Por exemplo, a diferença que nos leva a supor falsidade pode ser justamente o que comprova a veracidade de uma escrita. Isso porque da mesma forma que não existem dois indivíduos exatamente iguais, também não há escritos traçados por diferentes mãos, com idêntica fisionomia. Escritas similares são como gêmeos: podem ter inúmeras características comuns, mas, com atenção, podem ser notadas singularidades. Ou seja, uma cópia idêntica é falsa, produzida, geralmente, por decalque ou digitalização.
Não se pode esquecer que em processos penais os magistrados só aceitam documentos originais como peças padrões. Cópias não são usadas como provas, porque são consideradas escritas indiretas, provenientes de processo artificial, portanto, seus resultados não são considerados conclusivos em exames periciais.
Apesar disso, grafotécnicos são capazes de fazer análise de fotocópias em casos onde não há acesso a documentos originais, mesmo havendo restrições. Por um lado, muitas características do escrito podem ser observadas em cópias, por outro lado, é preciso levar em consideração a qualidade da cópia e verificar possíveis alterações. No original, algumas mudanças são visíveis com microscópio ou iluminação ultravioleta, o que geralmente não ocorre em fotocópias.

Marcas indeléveis

Quando aprendemos a escrever, somos levados a reproduzir uma forma caligráfica comum, mas com a prática e nosso desenvolvimento pessoal, este modelo vai sendo deixado de lado e fatores como treino, habilidade artística, tônus muscular e maneirismos contribuem para a formação de uma escrita singular, enraizada à medida que nossa escrita vai se tornando um hábito automático.
Além disso, existem duas forças básicas que determinam nossa escrita: a vertical, ou seja, a pressão do instrumento escritor contra o suporte, e a horizontal, que nada mais é do que o movimento – retilíneo ou circular – do instrumento escritor sobre o suporte. Intensidade, direção e sentido estão relacionados a características individuais.
Entretanto, existe uma lei da escrita crucial para o trabalho dos especialistas que atuam nesta área. Segundo esta lei, cada um de nós possui uma gênese gráfica, impossível de ser alterada, inclusive por nós mesmos. Isso porque o formato das letras se faz a partir do movimento natural do cérebro, sem a interferência de tremores, paradas ou sobrecarga de tinta. Este movimento também está isento de divergências em relação à dinâmica, força de pressão ou progressão.
A grafotécnica detecta exatamente a unidade gráfica que é emitida pelo movimento involuntário do cérebro e que determina o movimento dos punhos. Tomando esta afirmação como verdadeira, é possível, então, descobrir um falsário, já que ele nunca conseguirá reproduzir, seja no todo, seja em parte, a gênese gráfica de outra pessoa.
Como afirma Robert Saudek, grafologista tcheco e fundador da Sociedade de Grafologia Profissional da Holanda, “ninguém é capaz de imitar, ao mesmo tempo, cinco elementos do grafismo: riqueza e variedade de formas, dimensão, enlaces, inclinação e pressão”.

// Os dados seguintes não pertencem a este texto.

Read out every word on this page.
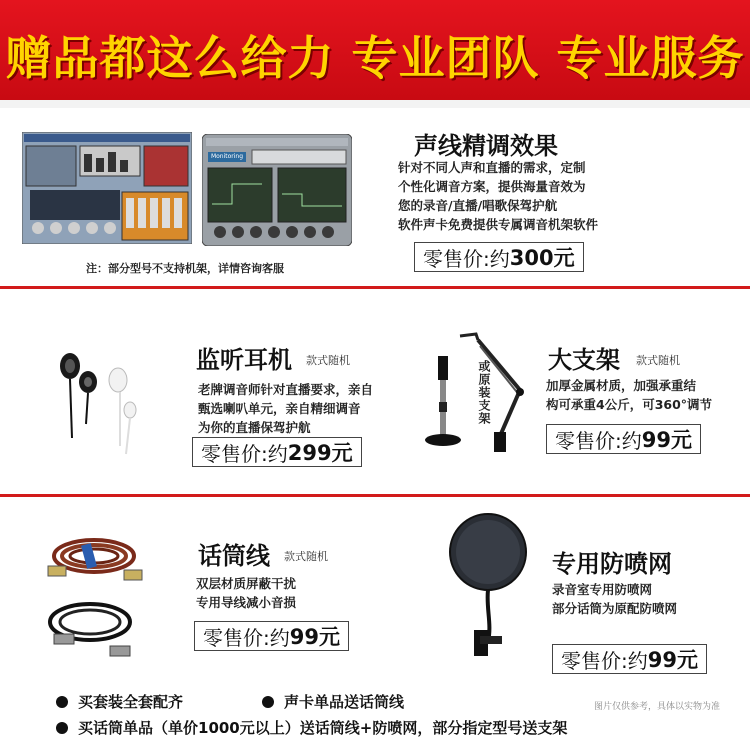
赠品都这么给力 专业团队 专业服务
Monitoring	声线精调效果
针对不同人声和直播的需求，定制
个性化调音方案，提供海量音效为
您的录音/直播/唱歌保驾护航
软件声卡免费提供专属调音机架软件
零售价:约 300元
注：部分型号不支持机架，详情咨询客服
监听耳机 款式随机
老牌调音师针对直播要求，亲自
甄选喇叭单元，亲自精细调音
为你的直播保驾护航
零售价:约 299元
或原装支架 大支架 款式随机
加厚金属材质，加强承重结
构可承重4公斤，可360°调节
零售价:约 99元
话筒线 款式随机
双层材质屏蔽干扰
专用导线减小音损
零售价:约 99元
专用防喷网
录音室专用防喷网
部分话筒为原配防喷网
零售价:约 99元
买套装全套配齐	声卡单品送话筒线	图片仅供参考，具体以实物为准
买话筒单品（单价1000元以上）送话筒线+防喷网，部分指定型号送支架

Teste seus conhecimentos acerca da escrita

Abaixo estão dois exemplos de estudos grafotécnicos. Veja se você é capaz de detectar falsidades da escrita.
A primeira assinatura é, comprovadamente, autêntica. A segunda é autêntica ou falsa?

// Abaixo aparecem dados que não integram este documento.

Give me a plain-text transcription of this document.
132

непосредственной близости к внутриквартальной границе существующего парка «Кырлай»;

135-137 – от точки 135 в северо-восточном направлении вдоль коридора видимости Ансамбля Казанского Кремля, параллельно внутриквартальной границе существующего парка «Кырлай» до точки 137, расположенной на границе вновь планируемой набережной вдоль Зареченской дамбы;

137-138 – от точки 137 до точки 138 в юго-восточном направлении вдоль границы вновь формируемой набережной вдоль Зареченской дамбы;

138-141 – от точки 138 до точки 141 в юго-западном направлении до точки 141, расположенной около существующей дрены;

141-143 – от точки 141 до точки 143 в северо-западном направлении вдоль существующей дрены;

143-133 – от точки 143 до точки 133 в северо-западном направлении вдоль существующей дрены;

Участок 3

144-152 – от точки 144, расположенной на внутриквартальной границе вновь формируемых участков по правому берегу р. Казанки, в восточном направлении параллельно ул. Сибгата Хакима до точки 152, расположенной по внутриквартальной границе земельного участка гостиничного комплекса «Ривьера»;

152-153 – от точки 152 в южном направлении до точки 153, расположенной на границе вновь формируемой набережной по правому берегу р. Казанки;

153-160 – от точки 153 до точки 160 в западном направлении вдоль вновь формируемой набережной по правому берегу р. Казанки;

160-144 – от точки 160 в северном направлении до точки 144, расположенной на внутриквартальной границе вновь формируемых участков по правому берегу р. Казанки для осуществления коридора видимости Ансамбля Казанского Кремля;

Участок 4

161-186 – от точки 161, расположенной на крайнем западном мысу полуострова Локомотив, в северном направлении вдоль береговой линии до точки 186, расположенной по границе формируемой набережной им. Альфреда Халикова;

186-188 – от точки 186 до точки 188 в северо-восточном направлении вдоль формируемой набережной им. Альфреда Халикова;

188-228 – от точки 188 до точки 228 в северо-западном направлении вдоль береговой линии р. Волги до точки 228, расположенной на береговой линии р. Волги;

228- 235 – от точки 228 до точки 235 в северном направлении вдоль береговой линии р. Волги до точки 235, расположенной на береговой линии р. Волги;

Se duas assinaturas são exatamente iguais, uma pelo menos não é verdadeira.
Sendo a primeira original, a segunda é, portanto, falsa, produzida por decalque ou digitalizada.
Os dois textos a seguir foram produzidos pela mesma pessoa?

Apesar da direção e inclinação diversas, é possível reconhecer as mesmas características identificadoras da autoria, especialmente nas letras r, s, l, o e t.